Increases in soil and woody biomass carbon stocks as a result of rangeland riparian restoration

• Main Authors: Virginia Matzek, David Lewis, Anthony O’Geen, Michael Lennox, Sean D. Hogan, Shane T. Feirer, Valerie Eviner, Kenneth W. Tate
• Format: Article
• Language: English
• Published: BMC 2020-07-01
• Series: Carbon Balance and Management
• Subjects: California; Carbon storage; Floodplain; Grazing; Mediterranean; Riparian buffer
• Online Access: http://link.springer.com/article/10.1186/s13021-020-00150-7

Abstract Background Globally, vegetation in riparian zones is frequently the target of restoration efforts because of its importance in reducing the input of eroded sediment and agricultural nutrient runoff to surface waters.
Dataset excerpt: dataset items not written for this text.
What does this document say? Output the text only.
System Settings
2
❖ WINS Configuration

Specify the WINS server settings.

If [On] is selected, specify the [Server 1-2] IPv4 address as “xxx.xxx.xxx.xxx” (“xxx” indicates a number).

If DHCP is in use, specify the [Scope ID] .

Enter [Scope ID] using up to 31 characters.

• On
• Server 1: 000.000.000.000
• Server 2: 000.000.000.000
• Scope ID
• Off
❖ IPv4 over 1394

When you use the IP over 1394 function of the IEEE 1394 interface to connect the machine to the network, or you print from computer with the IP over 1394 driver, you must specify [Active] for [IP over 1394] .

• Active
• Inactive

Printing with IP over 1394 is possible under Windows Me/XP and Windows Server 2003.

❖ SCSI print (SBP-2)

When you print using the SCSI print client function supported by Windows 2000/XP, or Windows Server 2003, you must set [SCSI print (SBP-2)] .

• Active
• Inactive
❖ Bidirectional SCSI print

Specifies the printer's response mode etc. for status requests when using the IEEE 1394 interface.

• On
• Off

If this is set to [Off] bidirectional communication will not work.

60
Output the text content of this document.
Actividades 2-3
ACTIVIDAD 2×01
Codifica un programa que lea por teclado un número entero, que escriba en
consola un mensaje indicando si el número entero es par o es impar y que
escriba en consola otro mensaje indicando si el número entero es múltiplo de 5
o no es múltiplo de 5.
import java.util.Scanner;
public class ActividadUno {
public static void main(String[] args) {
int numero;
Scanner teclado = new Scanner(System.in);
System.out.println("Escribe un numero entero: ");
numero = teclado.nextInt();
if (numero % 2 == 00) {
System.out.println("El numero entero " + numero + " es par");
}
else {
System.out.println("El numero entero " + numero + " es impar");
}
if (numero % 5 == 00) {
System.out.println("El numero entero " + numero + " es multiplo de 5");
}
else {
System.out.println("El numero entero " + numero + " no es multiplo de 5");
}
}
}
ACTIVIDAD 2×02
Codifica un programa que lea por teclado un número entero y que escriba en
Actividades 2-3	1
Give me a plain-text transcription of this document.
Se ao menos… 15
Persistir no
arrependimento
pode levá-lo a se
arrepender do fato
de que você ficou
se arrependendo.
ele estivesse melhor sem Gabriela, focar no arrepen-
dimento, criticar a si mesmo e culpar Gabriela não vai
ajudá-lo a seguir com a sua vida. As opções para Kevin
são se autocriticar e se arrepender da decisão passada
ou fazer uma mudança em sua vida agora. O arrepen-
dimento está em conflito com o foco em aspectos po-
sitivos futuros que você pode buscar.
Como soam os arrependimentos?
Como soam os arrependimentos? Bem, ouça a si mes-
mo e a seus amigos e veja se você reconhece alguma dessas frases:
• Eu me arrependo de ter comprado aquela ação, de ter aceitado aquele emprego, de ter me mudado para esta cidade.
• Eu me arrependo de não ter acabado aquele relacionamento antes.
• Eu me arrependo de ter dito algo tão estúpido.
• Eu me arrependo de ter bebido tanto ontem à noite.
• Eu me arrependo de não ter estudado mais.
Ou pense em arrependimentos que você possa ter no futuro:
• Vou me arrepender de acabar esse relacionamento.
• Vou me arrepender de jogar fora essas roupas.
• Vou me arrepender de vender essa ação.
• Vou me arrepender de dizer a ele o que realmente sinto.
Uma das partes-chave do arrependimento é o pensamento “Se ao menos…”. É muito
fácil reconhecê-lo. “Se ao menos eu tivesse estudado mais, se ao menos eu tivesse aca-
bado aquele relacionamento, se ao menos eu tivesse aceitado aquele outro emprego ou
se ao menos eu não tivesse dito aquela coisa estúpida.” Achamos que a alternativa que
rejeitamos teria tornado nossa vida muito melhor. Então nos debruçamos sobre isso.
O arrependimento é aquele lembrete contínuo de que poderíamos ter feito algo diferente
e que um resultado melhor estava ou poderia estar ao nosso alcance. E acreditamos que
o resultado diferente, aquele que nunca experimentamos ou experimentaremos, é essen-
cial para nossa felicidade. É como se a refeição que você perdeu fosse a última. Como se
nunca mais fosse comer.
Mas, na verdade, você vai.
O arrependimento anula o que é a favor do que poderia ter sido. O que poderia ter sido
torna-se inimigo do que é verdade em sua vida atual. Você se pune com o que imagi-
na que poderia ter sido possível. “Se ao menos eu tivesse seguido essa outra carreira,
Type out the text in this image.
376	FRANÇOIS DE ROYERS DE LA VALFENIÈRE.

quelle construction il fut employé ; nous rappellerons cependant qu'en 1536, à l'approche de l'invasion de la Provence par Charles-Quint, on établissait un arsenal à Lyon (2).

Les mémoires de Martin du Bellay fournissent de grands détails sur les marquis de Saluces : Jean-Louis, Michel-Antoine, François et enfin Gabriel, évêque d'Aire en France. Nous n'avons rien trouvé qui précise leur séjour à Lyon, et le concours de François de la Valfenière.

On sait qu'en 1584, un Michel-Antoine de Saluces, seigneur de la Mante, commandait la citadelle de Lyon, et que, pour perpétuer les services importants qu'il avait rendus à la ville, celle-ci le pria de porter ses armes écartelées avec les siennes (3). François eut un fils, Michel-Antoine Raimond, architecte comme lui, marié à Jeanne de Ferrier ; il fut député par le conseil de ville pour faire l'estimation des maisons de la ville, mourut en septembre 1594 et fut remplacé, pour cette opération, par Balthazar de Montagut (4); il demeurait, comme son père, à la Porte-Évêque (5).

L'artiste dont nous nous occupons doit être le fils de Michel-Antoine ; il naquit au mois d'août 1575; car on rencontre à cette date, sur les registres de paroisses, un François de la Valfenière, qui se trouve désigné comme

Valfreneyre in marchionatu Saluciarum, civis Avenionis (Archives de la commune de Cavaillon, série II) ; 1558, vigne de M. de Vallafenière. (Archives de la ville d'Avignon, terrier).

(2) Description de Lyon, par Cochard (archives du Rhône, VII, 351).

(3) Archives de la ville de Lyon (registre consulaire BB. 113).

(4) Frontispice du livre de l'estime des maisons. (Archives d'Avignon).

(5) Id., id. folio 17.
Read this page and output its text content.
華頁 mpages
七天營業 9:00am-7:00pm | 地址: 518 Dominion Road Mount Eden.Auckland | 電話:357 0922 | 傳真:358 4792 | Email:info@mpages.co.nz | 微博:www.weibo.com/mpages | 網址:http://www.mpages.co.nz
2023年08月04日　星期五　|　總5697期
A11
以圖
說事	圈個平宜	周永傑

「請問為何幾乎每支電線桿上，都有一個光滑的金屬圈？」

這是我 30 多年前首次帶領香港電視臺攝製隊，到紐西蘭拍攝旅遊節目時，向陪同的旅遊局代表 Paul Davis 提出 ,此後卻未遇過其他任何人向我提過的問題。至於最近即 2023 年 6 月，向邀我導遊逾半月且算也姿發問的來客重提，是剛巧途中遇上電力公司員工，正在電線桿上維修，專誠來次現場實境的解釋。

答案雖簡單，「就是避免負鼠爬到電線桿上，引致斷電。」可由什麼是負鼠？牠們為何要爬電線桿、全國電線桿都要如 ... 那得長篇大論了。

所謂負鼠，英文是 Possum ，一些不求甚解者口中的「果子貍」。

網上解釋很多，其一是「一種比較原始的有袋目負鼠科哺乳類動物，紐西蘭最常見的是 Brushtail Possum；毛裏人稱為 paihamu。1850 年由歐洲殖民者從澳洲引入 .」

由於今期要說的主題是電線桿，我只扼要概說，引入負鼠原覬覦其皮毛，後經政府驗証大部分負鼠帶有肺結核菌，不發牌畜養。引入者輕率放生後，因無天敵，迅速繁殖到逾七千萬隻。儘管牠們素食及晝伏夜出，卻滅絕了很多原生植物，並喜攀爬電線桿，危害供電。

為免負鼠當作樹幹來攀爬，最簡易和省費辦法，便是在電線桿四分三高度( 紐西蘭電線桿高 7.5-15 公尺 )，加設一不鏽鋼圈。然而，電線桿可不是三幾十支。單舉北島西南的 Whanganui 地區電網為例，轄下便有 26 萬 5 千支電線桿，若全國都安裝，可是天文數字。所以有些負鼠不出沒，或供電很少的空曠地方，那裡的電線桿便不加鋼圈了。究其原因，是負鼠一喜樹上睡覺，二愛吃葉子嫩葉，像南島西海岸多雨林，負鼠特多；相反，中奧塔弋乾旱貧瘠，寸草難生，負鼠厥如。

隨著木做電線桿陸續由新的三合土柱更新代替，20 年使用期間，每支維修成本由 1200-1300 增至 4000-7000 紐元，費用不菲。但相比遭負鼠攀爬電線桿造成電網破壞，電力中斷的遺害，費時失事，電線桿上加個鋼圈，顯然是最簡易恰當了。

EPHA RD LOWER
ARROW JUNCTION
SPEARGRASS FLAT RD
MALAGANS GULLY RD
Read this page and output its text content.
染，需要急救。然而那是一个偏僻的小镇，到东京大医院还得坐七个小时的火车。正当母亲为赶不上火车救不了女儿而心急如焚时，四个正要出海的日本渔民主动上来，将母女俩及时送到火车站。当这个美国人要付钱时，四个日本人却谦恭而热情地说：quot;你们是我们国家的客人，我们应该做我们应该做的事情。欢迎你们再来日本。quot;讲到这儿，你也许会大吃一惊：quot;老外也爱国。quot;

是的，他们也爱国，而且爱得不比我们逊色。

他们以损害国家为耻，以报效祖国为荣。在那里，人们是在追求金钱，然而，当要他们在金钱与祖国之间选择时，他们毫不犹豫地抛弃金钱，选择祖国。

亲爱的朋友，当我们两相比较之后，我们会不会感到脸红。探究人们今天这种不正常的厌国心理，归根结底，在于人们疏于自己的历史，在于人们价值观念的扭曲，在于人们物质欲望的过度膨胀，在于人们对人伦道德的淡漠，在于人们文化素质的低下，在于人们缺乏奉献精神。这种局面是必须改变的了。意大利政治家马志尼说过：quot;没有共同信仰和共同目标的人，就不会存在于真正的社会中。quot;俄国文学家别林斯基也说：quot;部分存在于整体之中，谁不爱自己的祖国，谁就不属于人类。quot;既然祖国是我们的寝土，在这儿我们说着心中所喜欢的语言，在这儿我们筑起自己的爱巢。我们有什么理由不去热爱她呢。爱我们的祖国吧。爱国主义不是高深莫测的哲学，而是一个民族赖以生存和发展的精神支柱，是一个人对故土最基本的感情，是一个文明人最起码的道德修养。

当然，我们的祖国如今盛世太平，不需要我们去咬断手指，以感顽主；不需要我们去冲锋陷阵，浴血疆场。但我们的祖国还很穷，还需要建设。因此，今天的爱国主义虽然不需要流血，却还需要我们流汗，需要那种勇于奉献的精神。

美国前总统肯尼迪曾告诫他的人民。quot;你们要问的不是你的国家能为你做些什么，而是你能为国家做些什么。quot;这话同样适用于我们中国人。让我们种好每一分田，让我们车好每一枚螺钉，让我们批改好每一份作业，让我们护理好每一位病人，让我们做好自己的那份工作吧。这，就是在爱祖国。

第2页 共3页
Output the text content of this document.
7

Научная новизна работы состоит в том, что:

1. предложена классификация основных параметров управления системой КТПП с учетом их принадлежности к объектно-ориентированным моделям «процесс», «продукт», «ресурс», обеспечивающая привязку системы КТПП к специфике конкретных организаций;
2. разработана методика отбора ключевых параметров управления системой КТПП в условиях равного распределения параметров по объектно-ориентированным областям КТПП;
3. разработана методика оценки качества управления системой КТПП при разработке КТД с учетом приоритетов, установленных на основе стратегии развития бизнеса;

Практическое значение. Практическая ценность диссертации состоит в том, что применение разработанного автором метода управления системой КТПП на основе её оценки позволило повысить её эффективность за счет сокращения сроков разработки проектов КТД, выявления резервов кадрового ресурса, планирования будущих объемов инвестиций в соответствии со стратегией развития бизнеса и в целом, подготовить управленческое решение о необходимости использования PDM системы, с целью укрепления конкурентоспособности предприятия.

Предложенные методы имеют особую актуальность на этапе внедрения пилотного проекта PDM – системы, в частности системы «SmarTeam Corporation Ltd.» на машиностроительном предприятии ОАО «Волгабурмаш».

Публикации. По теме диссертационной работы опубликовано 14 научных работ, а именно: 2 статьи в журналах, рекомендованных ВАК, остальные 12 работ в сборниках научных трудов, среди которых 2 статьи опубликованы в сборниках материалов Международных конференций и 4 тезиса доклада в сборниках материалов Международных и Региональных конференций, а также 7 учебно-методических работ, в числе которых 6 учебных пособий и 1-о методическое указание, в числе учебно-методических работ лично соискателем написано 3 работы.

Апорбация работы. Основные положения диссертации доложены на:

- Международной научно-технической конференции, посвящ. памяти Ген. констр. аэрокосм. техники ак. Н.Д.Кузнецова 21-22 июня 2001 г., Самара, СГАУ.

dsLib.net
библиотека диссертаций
Here we examine the potential of riparian zone restoration to enhance carbon sequestration. We measured soil and woody biomass carbon stocks, as well as soil carbon properties, in a long-term chronosequence of 42 streambank revegetation projects in northern California rangelands, varying in restoration age from 1 to 45 years old. Results Where revegetation was successful, we found that soil carbon measured to 50 cm depth increased at a rate of 0.87 Mg C ha−1 year−1 on the floodplain and 1.12 Mg C ha−1 year−1 on the upper bank landform. Restored sites also exhibited trends toward increased soil carbon permanence, including an increased C:N ratio and lower fulvic acid: humic acid ratio. Tree and shrub carbon in restored sites was modeled to achieve a 50-year maximum of 187.5 Mg C ha−1 in the channel, 279.3 Mg ha−1 in the floodplain, and 238.66 Mg ha−1 on the upper bank. After 20 years of restoration, the value of this carbon at current per-ton C prices would amount to $US 15,000 per km of restored stream. Conclusion We conclude that revegetating rangeland streambanks for erosion control has a substantial additional benefit of mitigating global climate change, and should be considered in carbon accounting and any associated financial compensation mechanisms.